Students and Alums Across the Country Create Protective Masks

When CalArts closed its campus in March due to Covid-19, students in the School of Theater’s Costume Design Program scattered across the country. Many were without sewing machines. By May, Costume Design students, along with a multidisciplinary group of alums, launched an initiative to make protective face masks–but first, they had to acquire a fleet of sewing machines.

Camille Benda, head of CalArts’ Costume Design Program, reached out to a number of companies. Sewing machine manufacturer Singer answered the call with a donation of 40 machines.

“When CalArts asked Singer to support their student-led Mask Making Initiative, we jumped into action,” said Dean Brindle, Singer’s SVP Worldwide CMO. “Singer is supporting various PPE [personal protective equipment] initiatives by donating machines to hospitals and organizations that are making masks for frontline health care workers. CalArts students are some of the most talented we’ve seen. Their creative spirit is shining through in this uncertain time, and it is an inspiration. Singer is proud to support our health care workers and especially students sewing masks and PPE that are in critical supply.”

It took a group effort to launch the project. Thanks to a grant from the Office of the Provost, machines were shipped to students in the US and overseas. Ellen McCartney, director of the School of Theater’s Experience Design and Production Program, offered academic credit to costume students who constructed masks. The interconnected network of CalArts mask makers used patterns and guidelines from the Costume Designers Guild. Others created their own designs. Now, across the country, colorful masks are being completed. To get the PPE to those in need, CalArtian mask makers are connecting with groups that donate masks in their home regions.
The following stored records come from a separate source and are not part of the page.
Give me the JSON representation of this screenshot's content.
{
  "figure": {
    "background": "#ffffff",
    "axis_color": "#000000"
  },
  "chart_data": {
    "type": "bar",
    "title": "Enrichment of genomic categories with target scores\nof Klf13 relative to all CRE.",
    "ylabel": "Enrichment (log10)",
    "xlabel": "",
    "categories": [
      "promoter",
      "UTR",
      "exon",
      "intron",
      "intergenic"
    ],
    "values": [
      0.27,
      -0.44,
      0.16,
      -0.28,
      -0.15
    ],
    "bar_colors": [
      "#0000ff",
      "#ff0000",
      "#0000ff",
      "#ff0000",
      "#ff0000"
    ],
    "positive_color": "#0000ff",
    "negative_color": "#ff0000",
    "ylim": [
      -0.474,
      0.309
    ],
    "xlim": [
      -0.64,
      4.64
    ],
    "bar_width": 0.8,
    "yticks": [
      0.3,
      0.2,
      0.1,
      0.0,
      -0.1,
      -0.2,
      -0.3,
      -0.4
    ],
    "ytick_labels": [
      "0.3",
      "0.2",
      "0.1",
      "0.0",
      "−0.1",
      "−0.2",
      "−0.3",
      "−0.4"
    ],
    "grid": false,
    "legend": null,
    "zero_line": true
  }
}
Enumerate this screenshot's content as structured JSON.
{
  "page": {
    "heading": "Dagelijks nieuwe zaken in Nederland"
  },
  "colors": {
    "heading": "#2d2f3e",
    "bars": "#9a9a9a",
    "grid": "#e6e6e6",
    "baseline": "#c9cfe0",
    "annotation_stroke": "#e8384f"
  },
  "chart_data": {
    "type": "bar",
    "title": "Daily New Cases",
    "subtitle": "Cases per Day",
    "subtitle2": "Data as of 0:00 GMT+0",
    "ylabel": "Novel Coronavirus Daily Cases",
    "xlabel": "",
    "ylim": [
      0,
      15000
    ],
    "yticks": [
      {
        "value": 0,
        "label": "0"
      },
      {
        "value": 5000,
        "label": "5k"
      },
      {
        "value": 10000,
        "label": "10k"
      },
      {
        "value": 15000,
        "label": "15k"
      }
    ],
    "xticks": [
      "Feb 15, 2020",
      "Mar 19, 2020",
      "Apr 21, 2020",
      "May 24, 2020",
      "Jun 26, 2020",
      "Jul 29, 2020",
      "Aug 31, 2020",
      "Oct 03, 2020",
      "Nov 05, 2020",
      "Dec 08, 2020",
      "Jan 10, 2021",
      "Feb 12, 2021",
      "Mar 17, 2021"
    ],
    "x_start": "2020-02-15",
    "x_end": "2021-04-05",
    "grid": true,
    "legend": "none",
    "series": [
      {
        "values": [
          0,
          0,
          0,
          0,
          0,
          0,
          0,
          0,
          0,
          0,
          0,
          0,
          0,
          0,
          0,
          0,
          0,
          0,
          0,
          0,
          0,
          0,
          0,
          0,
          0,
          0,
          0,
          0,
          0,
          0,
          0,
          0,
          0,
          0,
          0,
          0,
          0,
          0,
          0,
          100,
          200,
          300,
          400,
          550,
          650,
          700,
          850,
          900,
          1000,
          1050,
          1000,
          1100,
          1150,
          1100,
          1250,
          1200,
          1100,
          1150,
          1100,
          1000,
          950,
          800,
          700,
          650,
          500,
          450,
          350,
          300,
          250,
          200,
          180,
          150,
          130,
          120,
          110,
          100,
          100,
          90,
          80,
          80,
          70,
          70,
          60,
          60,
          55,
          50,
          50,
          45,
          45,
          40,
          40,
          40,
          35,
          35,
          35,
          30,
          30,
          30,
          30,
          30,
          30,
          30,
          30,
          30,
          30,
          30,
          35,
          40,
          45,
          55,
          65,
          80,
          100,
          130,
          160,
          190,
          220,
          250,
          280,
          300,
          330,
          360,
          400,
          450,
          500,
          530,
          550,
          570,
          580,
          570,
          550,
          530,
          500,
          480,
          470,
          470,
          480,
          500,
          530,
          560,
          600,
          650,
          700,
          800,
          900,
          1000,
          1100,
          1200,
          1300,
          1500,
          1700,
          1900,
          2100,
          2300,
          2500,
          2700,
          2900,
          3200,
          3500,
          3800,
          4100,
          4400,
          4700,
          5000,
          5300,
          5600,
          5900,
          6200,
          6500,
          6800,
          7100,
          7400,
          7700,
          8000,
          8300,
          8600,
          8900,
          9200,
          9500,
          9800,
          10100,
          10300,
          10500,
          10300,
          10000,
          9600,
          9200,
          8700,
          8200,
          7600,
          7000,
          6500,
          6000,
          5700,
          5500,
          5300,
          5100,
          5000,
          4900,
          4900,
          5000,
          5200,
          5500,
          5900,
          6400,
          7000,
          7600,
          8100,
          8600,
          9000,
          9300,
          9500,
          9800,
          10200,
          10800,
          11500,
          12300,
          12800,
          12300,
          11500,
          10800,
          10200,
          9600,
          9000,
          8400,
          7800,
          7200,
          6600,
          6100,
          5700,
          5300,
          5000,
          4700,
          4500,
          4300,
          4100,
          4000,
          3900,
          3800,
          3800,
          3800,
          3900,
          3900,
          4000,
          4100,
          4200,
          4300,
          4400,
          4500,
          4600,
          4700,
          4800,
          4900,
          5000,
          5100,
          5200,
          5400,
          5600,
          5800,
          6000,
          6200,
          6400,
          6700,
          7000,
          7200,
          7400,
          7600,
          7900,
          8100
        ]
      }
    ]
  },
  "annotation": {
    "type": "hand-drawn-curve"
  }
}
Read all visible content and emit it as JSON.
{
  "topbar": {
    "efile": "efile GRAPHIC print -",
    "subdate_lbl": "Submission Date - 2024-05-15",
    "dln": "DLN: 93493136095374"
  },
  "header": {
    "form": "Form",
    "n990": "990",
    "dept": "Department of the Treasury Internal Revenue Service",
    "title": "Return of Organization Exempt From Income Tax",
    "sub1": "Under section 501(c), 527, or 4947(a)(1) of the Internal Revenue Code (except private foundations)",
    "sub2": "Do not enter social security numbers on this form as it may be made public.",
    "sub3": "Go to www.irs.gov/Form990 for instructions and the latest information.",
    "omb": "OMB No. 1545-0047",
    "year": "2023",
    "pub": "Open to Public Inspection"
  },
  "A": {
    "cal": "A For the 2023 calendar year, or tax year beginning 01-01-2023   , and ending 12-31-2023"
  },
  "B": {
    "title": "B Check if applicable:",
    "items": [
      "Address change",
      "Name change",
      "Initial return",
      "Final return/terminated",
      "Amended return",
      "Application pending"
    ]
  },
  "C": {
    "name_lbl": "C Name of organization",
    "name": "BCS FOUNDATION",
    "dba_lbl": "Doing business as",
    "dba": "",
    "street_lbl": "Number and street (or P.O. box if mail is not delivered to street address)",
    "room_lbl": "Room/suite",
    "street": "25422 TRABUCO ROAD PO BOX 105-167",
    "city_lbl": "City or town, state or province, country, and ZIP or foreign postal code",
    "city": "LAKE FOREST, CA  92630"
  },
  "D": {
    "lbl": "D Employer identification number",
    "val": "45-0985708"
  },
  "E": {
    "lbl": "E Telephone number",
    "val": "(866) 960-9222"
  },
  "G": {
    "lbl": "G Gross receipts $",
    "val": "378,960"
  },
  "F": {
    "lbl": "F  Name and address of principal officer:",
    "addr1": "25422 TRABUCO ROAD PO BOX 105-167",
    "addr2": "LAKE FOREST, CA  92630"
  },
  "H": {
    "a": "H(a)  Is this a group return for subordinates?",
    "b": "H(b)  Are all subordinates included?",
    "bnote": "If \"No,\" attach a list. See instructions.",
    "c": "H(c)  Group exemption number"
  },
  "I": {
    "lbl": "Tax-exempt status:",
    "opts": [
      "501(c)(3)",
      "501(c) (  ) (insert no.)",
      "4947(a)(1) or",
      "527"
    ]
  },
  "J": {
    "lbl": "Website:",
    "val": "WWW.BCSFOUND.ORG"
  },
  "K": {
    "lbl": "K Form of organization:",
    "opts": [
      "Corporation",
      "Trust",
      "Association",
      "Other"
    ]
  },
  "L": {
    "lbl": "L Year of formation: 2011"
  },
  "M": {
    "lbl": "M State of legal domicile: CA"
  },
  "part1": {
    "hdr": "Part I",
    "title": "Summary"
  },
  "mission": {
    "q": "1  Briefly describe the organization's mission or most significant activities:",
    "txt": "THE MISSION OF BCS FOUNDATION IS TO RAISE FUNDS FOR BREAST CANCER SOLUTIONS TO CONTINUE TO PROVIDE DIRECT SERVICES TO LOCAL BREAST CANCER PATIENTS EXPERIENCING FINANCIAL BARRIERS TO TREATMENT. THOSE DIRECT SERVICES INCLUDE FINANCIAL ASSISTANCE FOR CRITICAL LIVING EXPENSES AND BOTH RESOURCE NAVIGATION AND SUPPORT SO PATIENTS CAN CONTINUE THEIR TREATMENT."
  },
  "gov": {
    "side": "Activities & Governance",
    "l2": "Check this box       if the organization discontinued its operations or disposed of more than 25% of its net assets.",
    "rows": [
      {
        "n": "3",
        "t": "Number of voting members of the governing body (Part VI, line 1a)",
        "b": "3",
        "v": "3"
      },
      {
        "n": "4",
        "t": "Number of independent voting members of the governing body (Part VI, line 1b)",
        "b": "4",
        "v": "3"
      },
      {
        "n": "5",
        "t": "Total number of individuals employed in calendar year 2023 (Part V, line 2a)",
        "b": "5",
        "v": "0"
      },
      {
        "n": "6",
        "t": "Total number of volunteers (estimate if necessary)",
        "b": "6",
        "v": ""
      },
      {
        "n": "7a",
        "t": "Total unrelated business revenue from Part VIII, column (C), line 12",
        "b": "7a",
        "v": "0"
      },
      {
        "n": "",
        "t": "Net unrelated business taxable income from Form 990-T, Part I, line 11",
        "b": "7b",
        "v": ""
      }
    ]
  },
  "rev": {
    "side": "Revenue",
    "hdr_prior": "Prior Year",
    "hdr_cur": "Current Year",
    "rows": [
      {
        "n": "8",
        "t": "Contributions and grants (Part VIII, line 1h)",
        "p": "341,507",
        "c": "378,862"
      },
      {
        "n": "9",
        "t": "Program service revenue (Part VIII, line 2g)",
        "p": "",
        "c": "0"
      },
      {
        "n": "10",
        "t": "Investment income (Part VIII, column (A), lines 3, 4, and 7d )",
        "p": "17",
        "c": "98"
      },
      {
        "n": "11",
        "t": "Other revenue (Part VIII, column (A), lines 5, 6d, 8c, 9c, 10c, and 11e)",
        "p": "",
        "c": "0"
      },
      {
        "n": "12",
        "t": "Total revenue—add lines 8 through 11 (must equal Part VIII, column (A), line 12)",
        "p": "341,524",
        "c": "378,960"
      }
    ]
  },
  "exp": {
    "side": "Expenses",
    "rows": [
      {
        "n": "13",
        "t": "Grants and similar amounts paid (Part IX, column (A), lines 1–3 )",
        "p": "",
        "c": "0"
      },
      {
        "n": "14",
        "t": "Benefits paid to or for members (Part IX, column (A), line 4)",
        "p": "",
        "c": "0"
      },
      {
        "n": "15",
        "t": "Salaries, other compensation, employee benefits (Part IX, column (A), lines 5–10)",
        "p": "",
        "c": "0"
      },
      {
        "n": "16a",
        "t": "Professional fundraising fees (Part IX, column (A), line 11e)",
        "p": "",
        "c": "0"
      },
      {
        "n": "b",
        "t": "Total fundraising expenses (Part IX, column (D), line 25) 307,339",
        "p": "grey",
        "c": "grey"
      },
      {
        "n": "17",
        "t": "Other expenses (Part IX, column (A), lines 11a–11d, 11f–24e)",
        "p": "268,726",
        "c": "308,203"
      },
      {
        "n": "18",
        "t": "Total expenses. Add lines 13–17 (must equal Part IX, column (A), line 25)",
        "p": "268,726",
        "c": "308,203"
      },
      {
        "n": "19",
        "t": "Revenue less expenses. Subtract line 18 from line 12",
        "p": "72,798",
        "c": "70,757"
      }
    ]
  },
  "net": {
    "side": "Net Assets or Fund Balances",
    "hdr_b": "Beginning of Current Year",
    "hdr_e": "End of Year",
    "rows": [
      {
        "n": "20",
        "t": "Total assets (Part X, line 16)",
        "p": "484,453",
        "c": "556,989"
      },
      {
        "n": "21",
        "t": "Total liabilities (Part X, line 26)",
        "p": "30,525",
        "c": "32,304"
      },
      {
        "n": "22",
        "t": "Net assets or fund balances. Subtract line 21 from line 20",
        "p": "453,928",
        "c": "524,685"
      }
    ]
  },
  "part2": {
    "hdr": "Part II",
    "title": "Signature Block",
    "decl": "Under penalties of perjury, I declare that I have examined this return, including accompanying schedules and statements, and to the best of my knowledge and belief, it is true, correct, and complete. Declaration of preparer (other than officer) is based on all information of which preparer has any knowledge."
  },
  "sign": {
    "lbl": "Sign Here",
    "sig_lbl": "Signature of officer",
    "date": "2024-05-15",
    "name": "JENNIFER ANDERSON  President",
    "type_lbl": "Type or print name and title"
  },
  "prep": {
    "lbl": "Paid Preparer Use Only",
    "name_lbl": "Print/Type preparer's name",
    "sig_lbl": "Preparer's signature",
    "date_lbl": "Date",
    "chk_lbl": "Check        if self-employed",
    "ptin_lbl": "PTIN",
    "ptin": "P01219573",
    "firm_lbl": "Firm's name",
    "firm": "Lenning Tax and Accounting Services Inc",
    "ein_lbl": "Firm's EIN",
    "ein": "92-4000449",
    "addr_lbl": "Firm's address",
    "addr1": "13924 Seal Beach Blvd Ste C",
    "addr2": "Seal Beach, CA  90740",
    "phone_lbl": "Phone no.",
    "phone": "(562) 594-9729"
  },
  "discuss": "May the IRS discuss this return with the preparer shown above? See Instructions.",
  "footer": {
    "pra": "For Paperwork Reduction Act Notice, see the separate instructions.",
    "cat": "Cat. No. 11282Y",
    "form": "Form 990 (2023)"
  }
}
“This alum- and student-led project is a brilliant example of how artists have always adapted to changing times–and transferring their stage and screen skills to provide masks for essential workers during this crisis,” noted Benda. “Think of costume designers throughout history adapting their craft from classic art forms like opera to brand new silent film and now cutting-edge VR! Our students and alums are showing how artists and designers have pivoted their talents to serve in times of need.”